Indonesia kalah gugatan sengketa larangan ekspor nikel di Organisasi Perdagangan Dunia (WTO). Informasi itu disampaikan oleh Menteri ESDM Arifin Tasrif dalam Rapat Kerja dengan Komisi VII DPR Senin (21/11). Dalam rapat, Arifin membacakan hasil final putusan panel WTO di Dispute Settlement Body (DSB) atas perkara larangan ekspor nikel Indonesia yang dicatat dalam sengketa DS 592. Arifin mengatakan berdasarkan putusan tertanggal 17 Oktober 2022, dijelaskan bahwa Indonesia terbukti melanggar ketentuan WTO Pasal XI.1 GATT 1994 dan tidak dapat dijustifikasi dengan Pasal XI.2 (a) dan XX (d) GATT 1994.

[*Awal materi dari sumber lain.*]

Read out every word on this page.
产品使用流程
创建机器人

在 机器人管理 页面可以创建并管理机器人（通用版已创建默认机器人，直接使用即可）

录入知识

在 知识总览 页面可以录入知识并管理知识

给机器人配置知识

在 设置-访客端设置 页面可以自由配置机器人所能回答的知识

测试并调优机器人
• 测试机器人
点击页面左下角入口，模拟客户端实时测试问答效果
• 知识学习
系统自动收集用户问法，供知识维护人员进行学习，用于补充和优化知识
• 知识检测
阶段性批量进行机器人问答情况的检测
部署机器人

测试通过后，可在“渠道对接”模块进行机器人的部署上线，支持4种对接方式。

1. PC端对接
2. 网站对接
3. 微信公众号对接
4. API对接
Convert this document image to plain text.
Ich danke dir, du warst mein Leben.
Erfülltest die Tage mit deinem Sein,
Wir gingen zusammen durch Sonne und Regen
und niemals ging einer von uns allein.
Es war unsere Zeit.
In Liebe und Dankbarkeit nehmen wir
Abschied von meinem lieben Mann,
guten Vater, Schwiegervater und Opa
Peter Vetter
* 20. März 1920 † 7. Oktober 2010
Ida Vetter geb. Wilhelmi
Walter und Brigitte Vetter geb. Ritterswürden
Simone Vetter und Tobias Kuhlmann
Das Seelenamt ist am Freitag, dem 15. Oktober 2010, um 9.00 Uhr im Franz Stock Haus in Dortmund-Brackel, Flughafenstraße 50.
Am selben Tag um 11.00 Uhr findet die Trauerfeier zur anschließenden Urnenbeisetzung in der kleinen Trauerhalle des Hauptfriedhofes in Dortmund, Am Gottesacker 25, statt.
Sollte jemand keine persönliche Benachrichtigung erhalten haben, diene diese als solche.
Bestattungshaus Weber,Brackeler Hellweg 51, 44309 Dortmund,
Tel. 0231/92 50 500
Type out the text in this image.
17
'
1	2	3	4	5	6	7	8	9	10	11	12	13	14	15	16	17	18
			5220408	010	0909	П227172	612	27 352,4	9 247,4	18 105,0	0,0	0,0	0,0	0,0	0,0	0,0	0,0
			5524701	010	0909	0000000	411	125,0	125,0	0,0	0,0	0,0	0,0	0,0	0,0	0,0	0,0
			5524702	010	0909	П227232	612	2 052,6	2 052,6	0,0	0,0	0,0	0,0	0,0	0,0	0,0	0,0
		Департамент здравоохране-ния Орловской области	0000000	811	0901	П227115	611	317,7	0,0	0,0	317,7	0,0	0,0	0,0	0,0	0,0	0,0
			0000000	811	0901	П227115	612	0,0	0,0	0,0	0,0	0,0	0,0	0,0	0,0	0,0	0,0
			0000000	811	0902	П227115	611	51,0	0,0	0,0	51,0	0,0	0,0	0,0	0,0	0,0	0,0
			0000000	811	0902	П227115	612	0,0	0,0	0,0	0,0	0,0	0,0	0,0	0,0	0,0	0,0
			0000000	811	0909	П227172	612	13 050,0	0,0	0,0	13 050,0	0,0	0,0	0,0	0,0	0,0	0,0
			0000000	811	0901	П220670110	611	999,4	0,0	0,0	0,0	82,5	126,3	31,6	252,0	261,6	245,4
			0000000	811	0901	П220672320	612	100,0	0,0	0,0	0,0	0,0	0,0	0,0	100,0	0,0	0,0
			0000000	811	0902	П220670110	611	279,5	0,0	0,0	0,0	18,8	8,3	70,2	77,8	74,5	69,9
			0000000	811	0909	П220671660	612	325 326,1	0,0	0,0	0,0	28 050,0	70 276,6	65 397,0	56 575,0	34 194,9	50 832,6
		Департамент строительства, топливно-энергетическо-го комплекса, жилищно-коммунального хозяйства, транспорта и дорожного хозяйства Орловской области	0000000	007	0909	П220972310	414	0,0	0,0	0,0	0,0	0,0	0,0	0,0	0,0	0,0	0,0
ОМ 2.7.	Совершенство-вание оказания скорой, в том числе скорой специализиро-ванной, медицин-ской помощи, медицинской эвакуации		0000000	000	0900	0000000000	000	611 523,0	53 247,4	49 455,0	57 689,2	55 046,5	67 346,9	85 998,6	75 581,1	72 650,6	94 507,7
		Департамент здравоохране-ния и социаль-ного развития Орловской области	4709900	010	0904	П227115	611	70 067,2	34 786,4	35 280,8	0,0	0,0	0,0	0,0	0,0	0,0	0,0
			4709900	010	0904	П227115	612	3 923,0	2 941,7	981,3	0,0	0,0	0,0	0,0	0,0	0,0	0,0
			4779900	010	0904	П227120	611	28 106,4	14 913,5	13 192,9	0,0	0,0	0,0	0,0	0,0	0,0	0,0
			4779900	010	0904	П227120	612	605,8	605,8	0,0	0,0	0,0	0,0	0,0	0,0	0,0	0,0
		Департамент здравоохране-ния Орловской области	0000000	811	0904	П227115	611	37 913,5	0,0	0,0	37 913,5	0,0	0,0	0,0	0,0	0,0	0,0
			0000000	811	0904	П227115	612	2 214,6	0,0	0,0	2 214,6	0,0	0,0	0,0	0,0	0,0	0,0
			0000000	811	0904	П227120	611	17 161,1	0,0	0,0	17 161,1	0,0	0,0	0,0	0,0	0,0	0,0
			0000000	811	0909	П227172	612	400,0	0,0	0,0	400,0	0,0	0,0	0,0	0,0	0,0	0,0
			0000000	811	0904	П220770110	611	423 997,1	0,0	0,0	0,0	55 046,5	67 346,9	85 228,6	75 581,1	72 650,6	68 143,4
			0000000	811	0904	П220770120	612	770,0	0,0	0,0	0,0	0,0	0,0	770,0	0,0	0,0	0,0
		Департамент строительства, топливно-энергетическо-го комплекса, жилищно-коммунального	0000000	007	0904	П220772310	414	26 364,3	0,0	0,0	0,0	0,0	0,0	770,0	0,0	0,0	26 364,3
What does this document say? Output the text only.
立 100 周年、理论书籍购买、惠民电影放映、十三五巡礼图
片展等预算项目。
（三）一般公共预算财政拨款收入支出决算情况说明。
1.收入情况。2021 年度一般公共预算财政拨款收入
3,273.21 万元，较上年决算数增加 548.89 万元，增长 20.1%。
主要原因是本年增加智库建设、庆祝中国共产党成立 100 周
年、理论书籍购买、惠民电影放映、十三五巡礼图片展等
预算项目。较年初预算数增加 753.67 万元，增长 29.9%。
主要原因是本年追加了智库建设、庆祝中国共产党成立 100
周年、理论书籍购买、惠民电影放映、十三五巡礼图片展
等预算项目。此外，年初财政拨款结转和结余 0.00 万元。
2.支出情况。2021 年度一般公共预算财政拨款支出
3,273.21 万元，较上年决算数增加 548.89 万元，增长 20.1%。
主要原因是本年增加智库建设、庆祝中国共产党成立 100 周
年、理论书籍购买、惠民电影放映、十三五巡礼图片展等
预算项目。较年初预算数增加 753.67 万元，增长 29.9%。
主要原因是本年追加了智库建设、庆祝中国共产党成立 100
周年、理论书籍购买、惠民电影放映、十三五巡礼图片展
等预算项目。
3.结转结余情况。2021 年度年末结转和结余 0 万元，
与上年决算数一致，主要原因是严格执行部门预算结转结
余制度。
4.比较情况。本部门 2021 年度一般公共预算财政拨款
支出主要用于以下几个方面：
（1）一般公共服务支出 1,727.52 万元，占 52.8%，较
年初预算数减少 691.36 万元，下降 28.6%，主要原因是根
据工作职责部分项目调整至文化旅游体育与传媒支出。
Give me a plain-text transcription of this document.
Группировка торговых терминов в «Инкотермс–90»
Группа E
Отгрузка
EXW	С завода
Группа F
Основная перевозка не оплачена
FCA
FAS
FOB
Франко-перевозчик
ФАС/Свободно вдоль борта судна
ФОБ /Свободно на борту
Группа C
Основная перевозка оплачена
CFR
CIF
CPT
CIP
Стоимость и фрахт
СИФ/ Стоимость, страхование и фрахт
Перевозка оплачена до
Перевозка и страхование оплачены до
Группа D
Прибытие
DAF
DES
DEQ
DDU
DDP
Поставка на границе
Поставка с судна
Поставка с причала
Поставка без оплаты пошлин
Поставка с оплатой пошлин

Beberapa regulasi atau peraturan perundang-undangan Indonesia yang dinilai melanggar ketentuan WTO, antara lain UU No 4 Tahun 2009 Tentang Pertambangan Mineral dan Batu Bara dan Peraturan Menteri ESDM Nomor 11 Tahun 2019 Tentang Pengusahaan Pertambangan Mineral dan Batu Bara. Lalu, Peraturan Menteri Perdagangan Nomor 96 Tahun 2019 tentang Ketentuan Ekspor Produk Pertambangan Hasil Pengolahan dan Pemurnian serta Peraturan Menteri ESDM Nomor 7 Tahun 2020 tentang Tata Cara Pemberian Wilayah, Perizinan, dan Pelaporan Pada Kegiatan Usaha Pertambangan Mineral dan Batu Bara.
Final report akan didistribusikan kepada anggota WTO lain pada 30 November 2022 dan akan dimasukkan ke dalam agenda DSB pada 20 Desember 2022. Meski kalah, Arifin mengatakan pemerintah tak akan menyerah. Ia menegaskan Indonesia siap mengajukan banding atas putusan itu. Pemerintah berpandangan keputusan panel belum memiliki kekuatan hukum yang tetap, sehingga masih terdapat peluang untuk appeal atau banding. Pemerintah juga tidak perlu mengubah peraturan atau bahkan mencabut kebijakan yang tidak sesuai sebelum keputusan diadopsi oleh Dispute Settlement Body (DSB). Selain banding, Arifin melanjutkan pemerintah bakal terus mempertahankan kebijakan hilirisasi mineral yakni nikel dengan cara mempercepat proses pembangunan smelter di dalam negeri.